The property in question has been used as a drug and alcohol rehabilitation facility by Pivot Ministries since 1976. In early 2014, Pivot contacted Firetree, according to the complaint, to see if the company would be willing to purchase the property to be used as a halfway house. Firetree ended up buying the property in 2015 for $429,000. Initially, Firetree received building permits from the town to build the facility.
Then, Firetree says, neighborhood and political opposition muddied the waters. Several neighbors, with the support of some local political leaders, rallied against the planned halfway house. “Bowing to this political pressure, the city denied the C.O. [certificate of occupancy]. … The city informed Firetree that it would have to submit a new application for the new operator of your facility.”
Various zoning meetings were held, none of which ended with approval of the permits needed to build the facility. One hearing in the summer of 2017, the complaint said, “was marred by procedural irregularities, discrimination, political pressure, and neighborhood opposition based on stereotypes about persons with disabilities.”
In its motion to dismiss the complaint, the city claimed Firetree “exploited its different definitional uses of the term halfway house. … The city of Norwalk zoning authorities discovered plaintiff’s manipulation [of the term halfway house] and denied plaintiff’s various zoning applications in conformance with the prescription of the building zone regulations.”

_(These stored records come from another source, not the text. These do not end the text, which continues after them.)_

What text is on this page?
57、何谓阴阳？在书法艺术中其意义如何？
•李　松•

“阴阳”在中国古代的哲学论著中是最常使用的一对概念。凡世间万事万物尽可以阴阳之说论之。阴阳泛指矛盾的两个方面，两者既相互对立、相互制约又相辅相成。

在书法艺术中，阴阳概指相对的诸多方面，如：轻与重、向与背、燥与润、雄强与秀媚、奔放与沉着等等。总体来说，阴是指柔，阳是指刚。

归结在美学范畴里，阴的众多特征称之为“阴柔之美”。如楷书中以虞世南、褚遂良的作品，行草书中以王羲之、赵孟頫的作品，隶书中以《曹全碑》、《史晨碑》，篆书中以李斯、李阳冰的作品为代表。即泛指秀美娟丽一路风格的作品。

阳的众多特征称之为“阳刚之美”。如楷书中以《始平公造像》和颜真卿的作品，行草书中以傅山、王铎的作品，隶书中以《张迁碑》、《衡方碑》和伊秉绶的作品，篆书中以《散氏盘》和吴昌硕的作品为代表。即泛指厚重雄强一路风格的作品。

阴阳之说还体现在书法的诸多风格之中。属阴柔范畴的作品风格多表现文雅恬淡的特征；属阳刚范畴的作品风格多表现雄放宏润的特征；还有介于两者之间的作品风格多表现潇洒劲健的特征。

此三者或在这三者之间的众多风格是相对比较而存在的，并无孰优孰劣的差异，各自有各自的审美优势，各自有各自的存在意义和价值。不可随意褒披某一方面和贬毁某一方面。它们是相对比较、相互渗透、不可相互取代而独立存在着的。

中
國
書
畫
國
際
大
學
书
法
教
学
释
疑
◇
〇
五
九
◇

In a statement emailed to the Connecticut Law Tribune on Friday afternoon, Firetree vice president Amy Ertel wrote: “We are very pleased that the court denied the city of Norwalk’s motion to dismiss our complaint. For over two years, Firetree has been denied its lawful right to open and operate a halfway house for disabled individuals at a property that has been used as a halfway house for more than 40 years. We did not want to litigate this case, but we had no choice given the city’s egregiously discriminatory conduct. We look forward to putting forth the facts of this matter to the court, and to obtaining the full measure of relief due to Firetree under the law.”
In its statement, Firetree refers to the previous use of the property for drug rehabilitation as a halfway house.
Firetree is represented by Robinson & Cole attorneys Thomas Cody, Frank Coulom Jr. and Evan Seeman. The attorneys referred all comment to the company’s statement.
The city of Norwalk is represented by Scott McKessy of Halloran & Sage and Brian McCann, Norwalk’s corporation counsel. McKessy declined to comment Friday and McCann did not respond to a request for comment.